Any modification to a plant should include an MOC that evaluates the entire flare system and includes:

• pressure drop calculations and a check of the back-pressure across the flare system, as this could affect the relieving capacities of other safety valves and control valves connected to the system
• a study of the water seal at the flare base to ensure it can handle a higher flaring capacity to prevent the possibility of damaging the water seal
• a check of velocities at the flare tip to ensure there is no risk of flame liftoff, which allows unburnt flammable or toxic gases to be released into the atmosphere
• an evaluation of the main flare header knockout drums and associated pumps to determine whether they are suitable for the higher capacity
• an analysis of the effect of increased flaring capacity on the stability of the flare pilot flame
• calculation of the radiant heat from the flare tip at the higher capacity
• an evaluation of the adequacy of any smokeless flaring systems.

Misunderstanding of flare system design. Responsibility for the flare structure and its accessories is sometimes assigned to utilities personnel who receive no training on flare system design or the consequences of deviating from accepted operation. Operating plant personnel who use the flare should be responsible for the flare system. Personnel from the various plants connected to a common flare should develop a safety system checklist and review it monthly. They should also be trained on the consequences of deviating from accepted operation of the flare header, knockout drum, flashback seal drum, purge gas feed, flare pilots, and any other equipment associated with the flare.

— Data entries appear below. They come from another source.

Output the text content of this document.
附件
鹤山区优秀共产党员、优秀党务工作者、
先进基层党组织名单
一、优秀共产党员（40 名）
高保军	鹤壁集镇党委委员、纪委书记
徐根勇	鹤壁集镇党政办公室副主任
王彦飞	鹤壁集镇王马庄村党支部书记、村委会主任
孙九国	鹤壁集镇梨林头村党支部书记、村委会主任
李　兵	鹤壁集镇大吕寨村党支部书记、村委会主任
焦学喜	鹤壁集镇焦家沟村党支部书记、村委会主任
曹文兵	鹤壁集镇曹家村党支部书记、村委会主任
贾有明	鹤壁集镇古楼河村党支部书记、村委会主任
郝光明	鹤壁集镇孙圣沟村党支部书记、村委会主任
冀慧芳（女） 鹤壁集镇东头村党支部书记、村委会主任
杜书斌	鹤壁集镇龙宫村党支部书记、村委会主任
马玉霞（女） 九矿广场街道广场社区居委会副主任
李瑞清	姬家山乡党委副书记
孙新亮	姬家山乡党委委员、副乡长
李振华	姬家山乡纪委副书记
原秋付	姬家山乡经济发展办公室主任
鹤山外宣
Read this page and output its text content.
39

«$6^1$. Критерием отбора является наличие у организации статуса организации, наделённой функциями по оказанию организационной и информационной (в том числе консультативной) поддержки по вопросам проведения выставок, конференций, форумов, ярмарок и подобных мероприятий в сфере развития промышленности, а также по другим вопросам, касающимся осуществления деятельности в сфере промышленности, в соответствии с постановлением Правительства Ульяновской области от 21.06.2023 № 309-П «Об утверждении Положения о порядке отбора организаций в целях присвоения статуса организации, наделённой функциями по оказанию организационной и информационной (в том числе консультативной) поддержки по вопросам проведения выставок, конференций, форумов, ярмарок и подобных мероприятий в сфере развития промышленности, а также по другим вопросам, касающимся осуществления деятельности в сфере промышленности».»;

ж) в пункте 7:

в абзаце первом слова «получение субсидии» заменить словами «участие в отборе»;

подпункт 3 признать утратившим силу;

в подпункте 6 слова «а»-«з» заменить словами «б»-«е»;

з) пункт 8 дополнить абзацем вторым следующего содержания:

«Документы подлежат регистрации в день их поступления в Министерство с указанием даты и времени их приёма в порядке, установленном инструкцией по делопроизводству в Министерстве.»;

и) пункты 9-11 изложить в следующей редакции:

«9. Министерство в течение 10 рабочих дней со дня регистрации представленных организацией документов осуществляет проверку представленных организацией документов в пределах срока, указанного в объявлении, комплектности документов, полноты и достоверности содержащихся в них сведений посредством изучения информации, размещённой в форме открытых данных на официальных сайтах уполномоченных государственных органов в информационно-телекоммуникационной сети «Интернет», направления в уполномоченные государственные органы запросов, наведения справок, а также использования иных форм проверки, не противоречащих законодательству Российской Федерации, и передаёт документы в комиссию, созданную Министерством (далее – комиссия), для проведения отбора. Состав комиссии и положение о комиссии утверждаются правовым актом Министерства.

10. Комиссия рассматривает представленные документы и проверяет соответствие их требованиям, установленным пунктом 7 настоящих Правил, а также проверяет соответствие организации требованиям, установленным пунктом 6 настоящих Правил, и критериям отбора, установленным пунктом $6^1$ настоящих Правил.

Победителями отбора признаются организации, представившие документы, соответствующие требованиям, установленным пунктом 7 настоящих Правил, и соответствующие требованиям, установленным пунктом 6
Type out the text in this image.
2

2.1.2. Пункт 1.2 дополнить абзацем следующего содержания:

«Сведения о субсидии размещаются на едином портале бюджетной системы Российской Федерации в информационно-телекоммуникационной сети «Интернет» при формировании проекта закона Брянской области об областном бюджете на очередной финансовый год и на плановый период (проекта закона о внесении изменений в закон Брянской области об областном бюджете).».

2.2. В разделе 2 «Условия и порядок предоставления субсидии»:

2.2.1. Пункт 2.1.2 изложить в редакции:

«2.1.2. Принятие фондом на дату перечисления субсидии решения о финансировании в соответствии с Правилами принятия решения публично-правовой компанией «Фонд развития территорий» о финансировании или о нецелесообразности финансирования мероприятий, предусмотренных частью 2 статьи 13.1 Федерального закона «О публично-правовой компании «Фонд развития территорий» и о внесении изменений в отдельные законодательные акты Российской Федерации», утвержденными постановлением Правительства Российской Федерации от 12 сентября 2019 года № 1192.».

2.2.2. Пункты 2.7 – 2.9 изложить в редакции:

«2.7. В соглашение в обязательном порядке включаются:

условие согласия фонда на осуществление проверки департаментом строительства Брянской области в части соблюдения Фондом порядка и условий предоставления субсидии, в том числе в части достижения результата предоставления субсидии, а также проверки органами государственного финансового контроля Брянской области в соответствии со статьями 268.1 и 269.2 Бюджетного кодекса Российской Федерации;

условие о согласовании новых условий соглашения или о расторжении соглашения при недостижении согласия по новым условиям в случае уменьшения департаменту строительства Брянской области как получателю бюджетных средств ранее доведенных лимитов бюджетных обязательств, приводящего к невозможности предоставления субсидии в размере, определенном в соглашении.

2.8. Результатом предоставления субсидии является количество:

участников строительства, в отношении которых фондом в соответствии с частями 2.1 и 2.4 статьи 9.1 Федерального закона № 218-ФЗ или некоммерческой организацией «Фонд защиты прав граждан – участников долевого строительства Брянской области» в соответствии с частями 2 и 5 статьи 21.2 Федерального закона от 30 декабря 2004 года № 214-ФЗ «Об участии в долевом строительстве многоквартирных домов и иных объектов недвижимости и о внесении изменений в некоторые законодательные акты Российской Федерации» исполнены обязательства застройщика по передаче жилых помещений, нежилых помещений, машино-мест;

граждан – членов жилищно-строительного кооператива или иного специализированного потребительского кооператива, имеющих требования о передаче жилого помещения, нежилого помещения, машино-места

Operating personnel often do not consider flare systems to be as important as other plant equipment. This issue is compounded by the fact that flares are usually located far from the operating plant, leaving them out of sight and, often, out of mind.

Operators may not be aware of the consequences of:

• air entering an open flange on the flare side, which may lead them to disconnect components to clear blockages when the flare is in service
• liquid carryover to the flare stack, which may lead them to restrict the opening of the discharge valve of automatic knockout drum pumps to prevent trips of the pumps’ motors
• bringing an additional safety valve into service (as part of plant capacity increase), which may cause chattering of the valves when the set pressure is reached, damaging the safety valve and its flange joints.

Conclusions

A flare system is a critical defense at a chemical plant or refinery, and understanding the design basis of a flare system is key to its safe operation and control. Operator training programs should convey the importance of safely managing changes to flares, and plant operators should treat flare systems with the same focus as other equipment.